- The Washington Times - Tuesday, January 4, 2000

It is way too early to write Mayor Anthony Williams' epitaph, though some of his detractors would have you believe otherwise.

Mr. William's errors in judgment have made for great media coverage, such as his accepting the resignation of a white aide whose use of the word "niggardly" in budget discussions was misperceived as a racial slur. Or the time the mayor fired his chief of staff because she did not meet his standards, leading blacks to complain that the mayor preferred a lily-white, all-male kitchen cabinet. Or when the mayor proposed moving the city's predominately black university across town to an economically deprived and mostly black section of the city without having considered the public reaction. Or when he and the council bickered over what he deemed a "grotesque" package of tax-cutting legislation that would give significant breaks to poor blacks and Hispanics. All those stories captured headlines.

In one or two of those instances, such as the "niggardly" flap, the mayor lost political capital, but he always rebounded which is interesting considering the fact that, for a while there, it seemed as though all in city hall were wholly preoccupied with racial rhetoric. No mayor, not even the industrious, bean-counting, bow tie-wearing Anthony Williams, can please all of the voters all of the time. Yet he tries. He tries very hard. And for all his hard work there are measurable accomplishments.

Of the 28 short-term goals the Williams administration outlined in early 1999, the majority, 20, have been met, including the pothole blitz, centralized information services, after-school computerized learning centers and a more business-friendly regulatory environment. Some of the longstanding problems, though, remain. For example, while motor vehicle-related offices stay open later to accommodate working-class stiffs, the waiting times are still atrocious. Sure, the hours-long waits are more comfortable now that seats are provided, but the process of being forced to blunder from one location to another, infrequent computer crashes and two-to-three hour waits at inspection stations mean motorists remain at the mercy of a bureaucracy that refuses to enter the 21st century.

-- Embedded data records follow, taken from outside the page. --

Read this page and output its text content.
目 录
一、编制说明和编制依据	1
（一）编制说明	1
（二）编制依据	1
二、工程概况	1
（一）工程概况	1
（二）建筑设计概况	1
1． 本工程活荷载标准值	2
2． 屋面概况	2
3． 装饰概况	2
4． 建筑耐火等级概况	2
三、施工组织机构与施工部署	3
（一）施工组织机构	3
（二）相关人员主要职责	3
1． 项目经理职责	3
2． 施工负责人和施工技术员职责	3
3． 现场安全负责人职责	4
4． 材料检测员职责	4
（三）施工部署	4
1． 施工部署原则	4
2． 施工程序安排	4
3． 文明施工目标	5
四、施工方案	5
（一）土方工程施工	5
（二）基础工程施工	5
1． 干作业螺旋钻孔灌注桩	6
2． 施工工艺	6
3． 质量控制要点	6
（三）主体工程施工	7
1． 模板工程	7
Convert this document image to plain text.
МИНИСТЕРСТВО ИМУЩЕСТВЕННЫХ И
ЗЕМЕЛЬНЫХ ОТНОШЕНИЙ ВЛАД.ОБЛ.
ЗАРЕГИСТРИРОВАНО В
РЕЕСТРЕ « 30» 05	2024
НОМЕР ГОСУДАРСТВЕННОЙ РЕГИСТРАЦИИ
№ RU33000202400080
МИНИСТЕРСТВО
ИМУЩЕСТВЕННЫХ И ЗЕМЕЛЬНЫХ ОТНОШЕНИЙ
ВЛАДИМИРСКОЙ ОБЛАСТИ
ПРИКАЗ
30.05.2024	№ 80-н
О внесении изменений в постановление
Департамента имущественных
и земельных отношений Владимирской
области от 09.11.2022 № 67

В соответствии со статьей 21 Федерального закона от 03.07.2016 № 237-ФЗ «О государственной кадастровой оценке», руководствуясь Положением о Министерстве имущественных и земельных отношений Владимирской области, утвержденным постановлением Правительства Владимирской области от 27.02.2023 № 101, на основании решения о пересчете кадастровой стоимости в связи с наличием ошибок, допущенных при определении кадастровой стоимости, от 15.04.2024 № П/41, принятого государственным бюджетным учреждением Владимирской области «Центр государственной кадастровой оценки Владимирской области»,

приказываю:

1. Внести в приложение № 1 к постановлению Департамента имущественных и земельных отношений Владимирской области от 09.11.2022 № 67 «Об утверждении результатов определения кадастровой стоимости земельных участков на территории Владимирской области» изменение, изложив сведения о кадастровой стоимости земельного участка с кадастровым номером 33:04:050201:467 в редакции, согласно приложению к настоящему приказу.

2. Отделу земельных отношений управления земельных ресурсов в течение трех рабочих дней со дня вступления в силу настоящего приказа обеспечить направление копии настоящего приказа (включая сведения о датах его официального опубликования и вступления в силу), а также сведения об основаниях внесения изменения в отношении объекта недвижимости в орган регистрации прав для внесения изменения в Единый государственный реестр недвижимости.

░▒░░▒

While Mr. Williams might not have foreseen the difficulty in fixing the city's many problems, he now knows where the trouble spots are. He knows that if he does nothing for poor neighborhoods in Southeast, he will be judged insufficiently compassionate. He knows that if he were to withdraw the appointment of a fiery black minister, he would be labeled a turncoat. He knows he cannot rescind the much-needed tax cuts lest he risk being called a traitor. Moreover, he knows that he cannot acquiesce to the council's every whim or he would be branded a rubber stamp. The terrain around here may be like a minefield, but the mayor is getting more adept at negotiating his way through it.

Those are the perceptions and the future realities in mostly black Washington. And, 12 months into his four-year term, Mr. Williams is playing smart politics with his staff and with his policies. The mayor's policy priorities? A politician can never go wrong focusing on children and families, as Mr. Williams is with foster care, adoption programs, round-the-clock day care, prenatal and elder care, affordable housing, an attractive capital city.

For a nerd who was politically challenged at the outset, Mr. Williams is positioned to earn his merit badges. And he must do so in 2000. Make that early 2000, before he gives his first State of the District address. He must persuade residents to join him in counting down the accomplishments of his administration not programs that were initiated under Marion Barry but implemented by the Williams team. He will have to prove that the status quo and bad management have no place in his administration.

And, just as he gave his sense of urgency to the early days of his administration, he will have to do the same every few months or so just so voters (and his lieutenants) know he means what he says. His administration needs to reshape, on the voters' behalf, the nation's capital into a thriving, hospitable and respectable city.